Since these girls were 16 they have never known anything else but money. Clem has made sure that wealth comes before everything else by letting them know they must sacrifice Christmas with their family to ensure his continued approval. The news that they will lose everything comes as a huge shock to them and understandably they have no idea how to handle the situation, they have never had to work or worry about money in any way. This means that characters who are snobby and selfish, end up arousing a lot of sympathy for their “plight”. Even though we should scorn their lack of common sense and brattiness, we understand why they are the way they are and also that this is a very obvious ploy by Clem to make them completely dependent on him.
Clem is a very manipulative and scheming man. You get the impression early on that this marriage is almost a test for his nieces, an assessment in their loyalty, and an examination in how far they will go to ensure they stay rich.
The plot of the book is very enticing, it moves along at a nice pace and really manages to insert the reader into this fabulous world of parties and celebrities.

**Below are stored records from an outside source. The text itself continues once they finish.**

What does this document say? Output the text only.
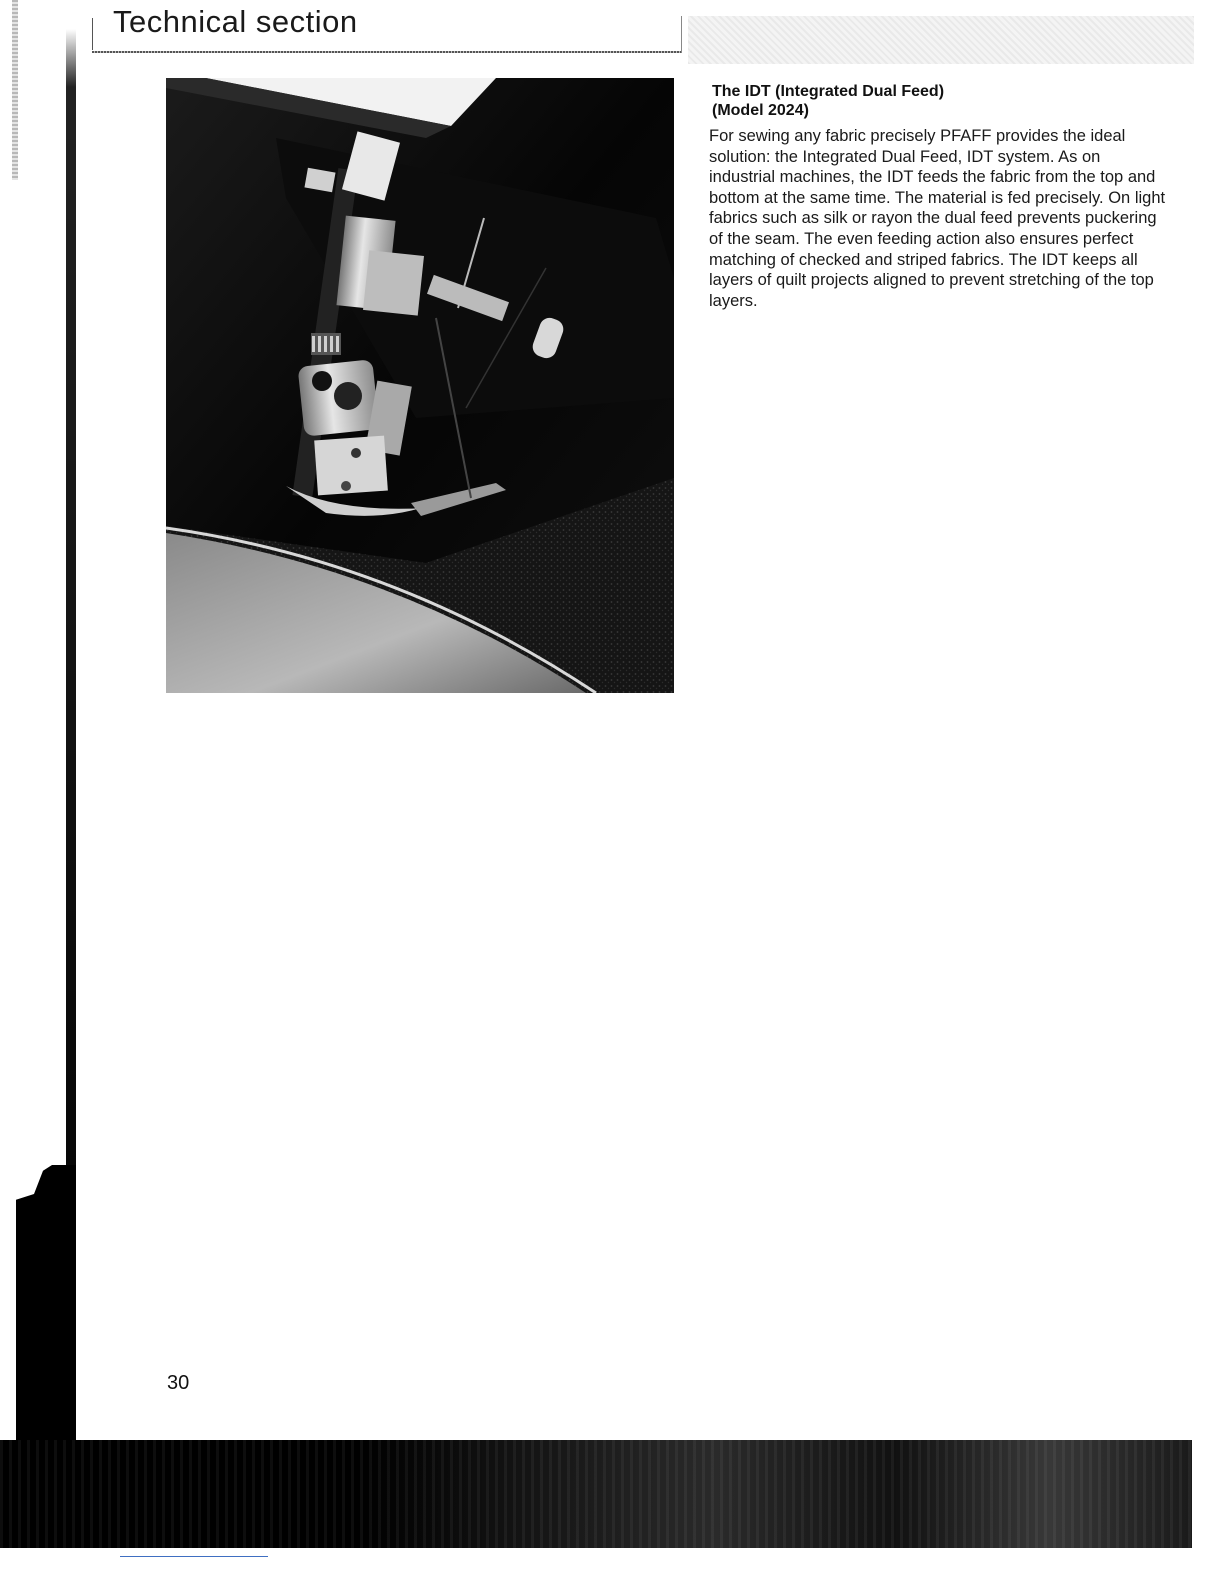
Technical section
The IDT (Integrated Dual Feed)
(Model 2024)

For sewing any fabric precisely PFAFF provides the ideal solution: the Integrated Dual Feed, IDT system. As on industrial machines, the IDT feeds the fabric from the top and bottom at the same time. The material is fed precisely. On light fabrics such as silk or rayon the dual feed prevents puckering of the seam. The even feeding action also ensures perfect matching of checked and striped fabrics. The IDT keeps all layers of quilt projects aligned to prevent stretching of the top layers.

30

One obvious way it does this is to describe every outfit the girls put on for every party or interview or meeting they attend. Frequently the girls’ outfits are compared to one another. Juno comments on the appearances as they fly out to see Clem:
- “Venus dressed sexy…Today she was wearing a Pucci halter-necked dress in patterned silk, teetering Manolos in flesh coloured leather – strappy sandals that laced halfway up her toned calves….Over it all, a crisp tailored coat by Joseph, snow white, picked out her tanned blondeness….Chanel sunglasses balanced on top of her head.”
- “Diana…was slightly less obvious. Prada handbag, to match her carry-on…Versace dress and jacket in tailored cream cotton with a daisy detail…Her shoes were chestnut, too, Christian Louboutin with the sassy red soles.”
- “She herself…wore a sheashell-pink dress and coat by Robinson Valentine, sedate YSL pumps in black leather, and carried a neat little Kate Spade handbag, black with jet and pink crystal detailing…with a large pair of Dior sunglasses perched on her forehead.”
- “But Athena! Mousy-brown hair, untouched by stylists…Low budget clothing. Ray-Bans, for heaven’s sake. A necklace of crystals. At least she appeared to be wearing some decent Jimmy Choo flats, and her handbag was Gucci. But Juno’s baby sister was a tousled, tumbled mess.”
Frankly all that goes straight over my head, but I’m sure it’s very impressive! I just wish that we didn’t have to have a full fashion show every time the girls meet for a cup of coffee.
All in all, it was an enjoyable book. Not the most conversation-inspiring book I’ve ever read, but a nice quick read!